Des affirmations établissant un lien entre l’exposition aux radiations et les problèmes de santé tels que le cancer ont fait l’objet de nombreuses controverses, principalement en raison du manque de preuves convaincantes, mais aussi parce que l’on ne connaît aucun mécanisme précis par lequel les radiations émises à la fréquence et à la puissance des téléphones portables pourraient endommager les cellules vivantes. Les fréquences sont trop basses pour endommager directement l’ADN et la puissance du signal est bien en dessous du niveau qui pourrait surchauffer les cellules. Les preuves antérieures des effets non thermiques sur les cellules sont mitigées parce qu’il est difficile d’exposer des cellules à des radiations sans les porter à une certaine température.

Dans une nouvelle étude, Joseph Friedman et ses collègues de l’Institut des Sciences Weizmann à Rehovot, en Israël, ont exposé des cultures de cellules de rats et d’hommes ainsi que des membranes cellulaires isolées à des radiations électromagnétiques de basse fréquence à 875 mégahertz (une fréquence similaire à celle des GSM). La puissance du signal était bien plus faible que celle d’un téléphone portable standard, pourtant, après seulement 10 minutes d’exposition, l’équipe a identifié le récepteur qui active l’enzyme ERK1/2, enzyme qui régule la différenciation et la division cellulaires. Les chercheurs ont ensuite inhibé différentes étapes du site actif de l’enzyme ERK1/2 et ont conclu que la réaction catalysée par l’enzyme est la libération d’espèces d’oxygène réactif dans les membranes cellulaires. (Journal Biochimique DOI: 10.1042/BJ20061653).

L’équipe est sûre que l’effet n’était pas provoqué par la chaleur : « La radiation que nous avons utilisée était de très basse fréquence et notre thermostat n’a pas noté de changement de température de la moyenne des cellules », a expliqué Rony Seger, membre de l’équipe. « Cela signifie que les cellules réagissent bien aux radiations des portables, qu’il y ait ou non production de chaleur. »

Alors que les mutations du site actif de l’enzyme ERK ont été associées à plusieurs cancers, les experts avertissent que ce n’est pas nécessairement la preuve que les téléphones sont cancérigènes. « Il est peu probable que ce type d’activation transitoire et réversible soit une cause de cancer », a déclaré Simon Arthur de l’Université de Dundee au Royaume-Uni.

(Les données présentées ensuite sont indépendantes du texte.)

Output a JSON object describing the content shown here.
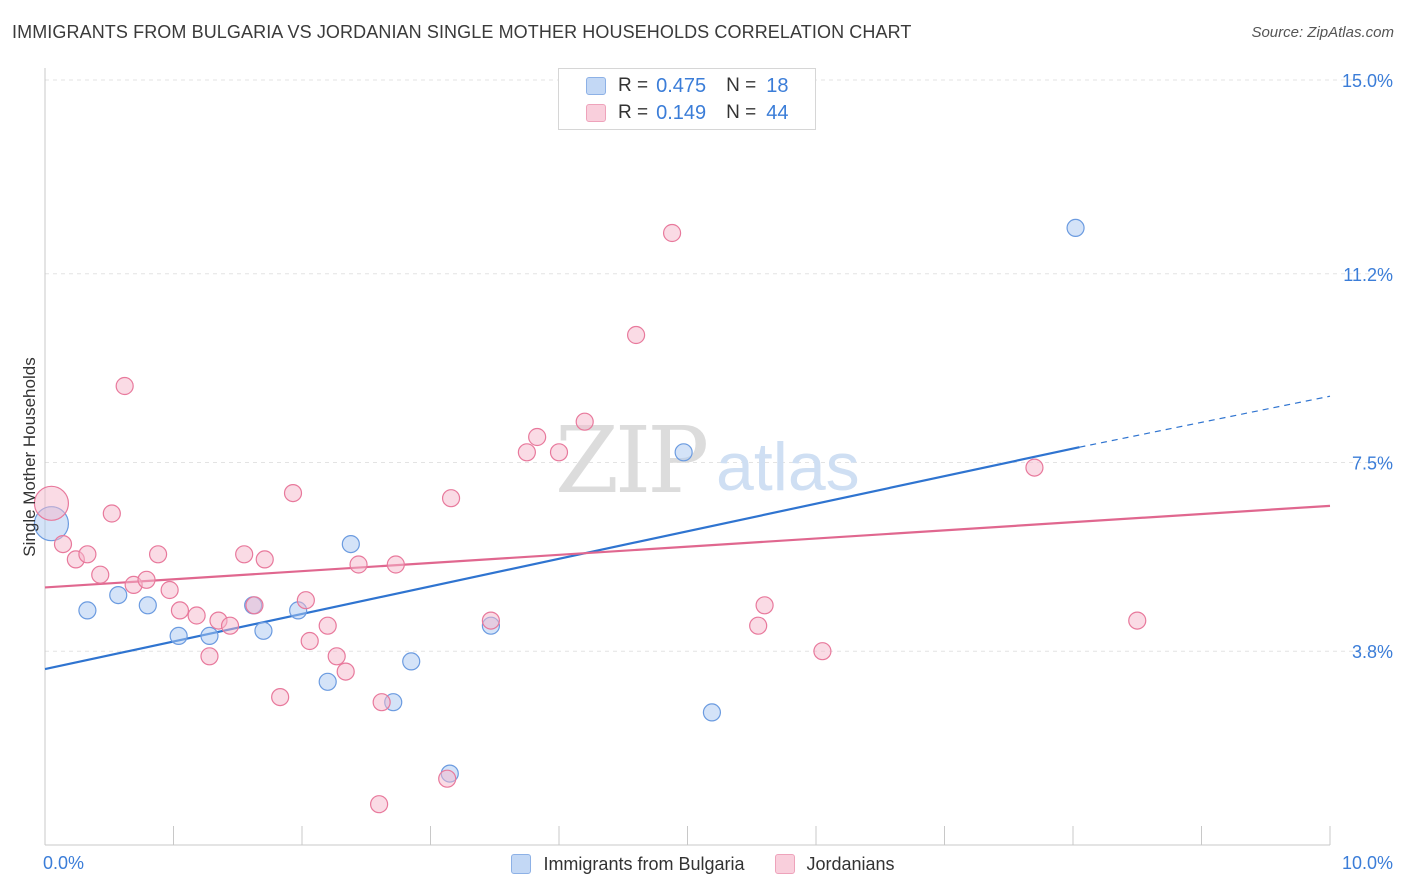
{
  "header": {
    "title": "IMMIGRANTS FROM BULGARIA VS JORDANIAN SINGLE MOTHER HOUSEHOLDS CORRELATION CHART",
    "source": "Source: ZipAtlas.com"
  },
  "watermark": {
    "zip": "ZIP",
    "atlas": "atlas"
  },
  "legend_top": [
    {
      "r_label": "R =",
      "r_value": "0.475",
      "n_label": "N =",
      "n_value": "18",
      "color": "#a9c8f2"
    },
    {
      "r_label": "R =",
      "r_value": "0.149",
      "n_label": "N =",
      "n_value": "44",
      "color": "#f5b8cb"
    }
  ],
  "chart_data": {
    "type": "scatter",
    "title": "IMMIGRANTS FROM BULGARIA VS JORDANIAN SINGLE MOTHER HOUSEHOLDS CORRELATION CHART",
    "xlabel": "",
    "ylabel": "Single Mother Households",
    "xlim": [
      0,
      10
    ],
    "ylim": [
      0,
      15
    ],
    "x_tick_labels": [
      {
        "value": 0,
        "label": "0.0%"
      },
      {
        "value": 10,
        "label": "10.0%"
      }
    ],
    "y_tick_labels": [
      {
        "value": 3.8,
        "label": "3.8%"
      },
      {
        "value": 7.5,
        "label": "7.5%"
      },
      {
        "value": 11.2,
        "label": "11.2%"
      },
      {
        "value": 15.0,
        "label": "15.0%"
      }
    ],
    "grid": "horizontal dashed",
    "legend_placement": "bottom",
    "series": [
      {
        "name": "Immigrants from Bulgaria",
        "color": "#6b9be0",
        "fill": "#a9c8f2",
        "points": [
          [
            0.05,
            6.3
          ],
          [
            0.33,
            4.6
          ],
          [
            0.57,
            4.9
          ],
          [
            0.8,
            4.7
          ],
          [
            1.04,
            4.1
          ],
          [
            1.28,
            4.1
          ],
          [
            1.62,
            4.7
          ],
          [
            1.7,
            4.2
          ],
          [
            1.97,
            4.6
          ],
          [
            2.2,
            3.2
          ],
          [
            2.38,
            5.9
          ],
          [
            2.71,
            2.8
          ],
          [
            2.85,
            3.6
          ],
          [
            3.15,
            1.4
          ],
          [
            3.47,
            4.3
          ],
          [
            4.97,
            7.7
          ],
          [
            5.19,
            2.6
          ],
          [
            8.02,
            12.1
          ]
        ],
        "trend": {
          "x0": 0.0,
          "y0": 3.45,
          "x1": 8.05,
          "y1": 7.8,
          "dash_x1": 10.0,
          "dash_y1": 8.8
        }
      },
      {
        "name": "Jordanians",
        "color": "#e8799c",
        "fill": "#f5b8cb",
        "points": [
          [
            0.05,
            6.7
          ],
          [
            0.14,
            5.9
          ],
          [
            0.24,
            5.6
          ],
          [
            0.33,
            5.7
          ],
          [
            0.43,
            5.3
          ],
          [
            0.52,
            6.5
          ],
          [
            0.62,
            9.0
          ],
          [
            0.69,
            5.1
          ],
          [
            0.79,
            5.2
          ],
          [
            0.88,
            5.7
          ],
          [
            0.97,
            5.0
          ],
          [
            1.05,
            4.6
          ],
          [
            1.18,
            4.5
          ],
          [
            1.28,
            3.7
          ],
          [
            1.35,
            4.4
          ],
          [
            1.44,
            4.3
          ],
          [
            1.55,
            5.7
          ],
          [
            1.63,
            4.7
          ],
          [
            1.71,
            5.6
          ],
          [
            1.83,
            2.9
          ],
          [
            1.93,
            6.9
          ],
          [
            2.03,
            4.8
          ],
          [
            2.06,
            4.0
          ],
          [
            2.2,
            4.3
          ],
          [
            2.27,
            3.7
          ],
          [
            2.34,
            3.4
          ],
          [
            2.44,
            5.5
          ],
          [
            2.6,
            0.8
          ],
          [
            2.62,
            2.8
          ],
          [
            2.73,
            5.5
          ],
          [
            3.13,
            1.3
          ],
          [
            3.16,
            6.8
          ],
          [
            3.47,
            4.4
          ],
          [
            3.75,
            7.7
          ],
          [
            3.83,
            8.0
          ],
          [
            4.0,
            7.7
          ],
          [
            4.2,
            8.3
          ],
          [
            4.6,
            10.0
          ],
          [
            4.88,
            12.0
          ],
          [
            5.55,
            4.3
          ],
          [
            5.6,
            4.7
          ],
          [
            6.05,
            3.8
          ],
          [
            7.7,
            7.4
          ],
          [
            8.5,
            4.4
          ]
        ],
        "trend": {
          "x0": 0.0,
          "y0": 5.05,
          "x1": 10.0,
          "y1": 6.65
        }
      }
    ]
  }
}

En réalité, explique-t-il, « L’activation transitoire de l’enzyme apparaît fréquemment en réponse à une énorme variété de signaux et constitue un composant essentiel dans beaucoup d’aspects de la physiologie cellulaire ».

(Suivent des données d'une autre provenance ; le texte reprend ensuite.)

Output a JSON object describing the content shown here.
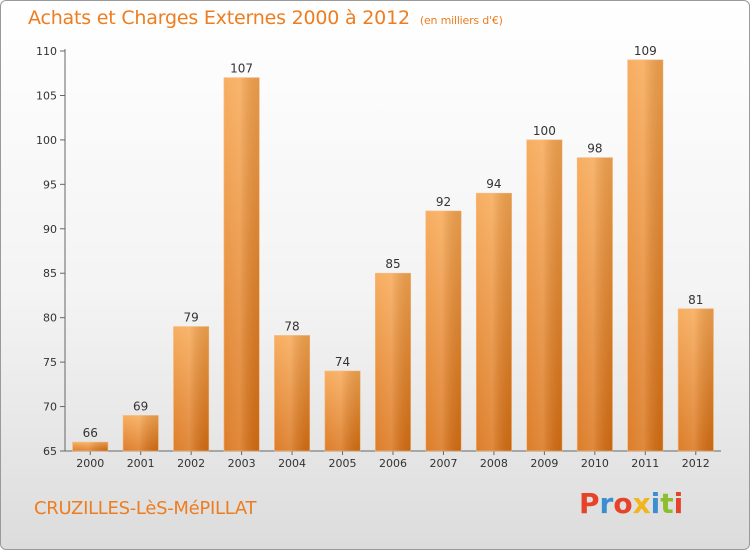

Dariusz Leszczynski, de l’Institut de radiation et de sécurité nucléaire d’Helsinki, en Finlande, conseille de rester prudent sur le lien entre les cellules et les effets sur la santé, mais il déclare que ce risque ne peut être écarté. « Si la radiation des portables ne peut pas induire d’effets biologiques, il ne peut donc jamais y avoir d’effet sur la santé », conclut-il. « En revanche, si nous pouvons démontrer que cette radiation est capable d’induire des effets biologiques, alors ce sera une autre affaire. Cela ne signifie pas automatiquement que ce sera dangereux, mais nous aurons besoin de l’étudier plus en détail ».

En 2002, Leszczynski a démontré que la radiation des portables stimulait un site actif lié au stress en amont de l’enzyme ERK1/2, mais il n’a pas cherché ce qui en était la cause.

Caroline Williams

New Scientist magazine, n° 2619, 30 août 2007, page 18.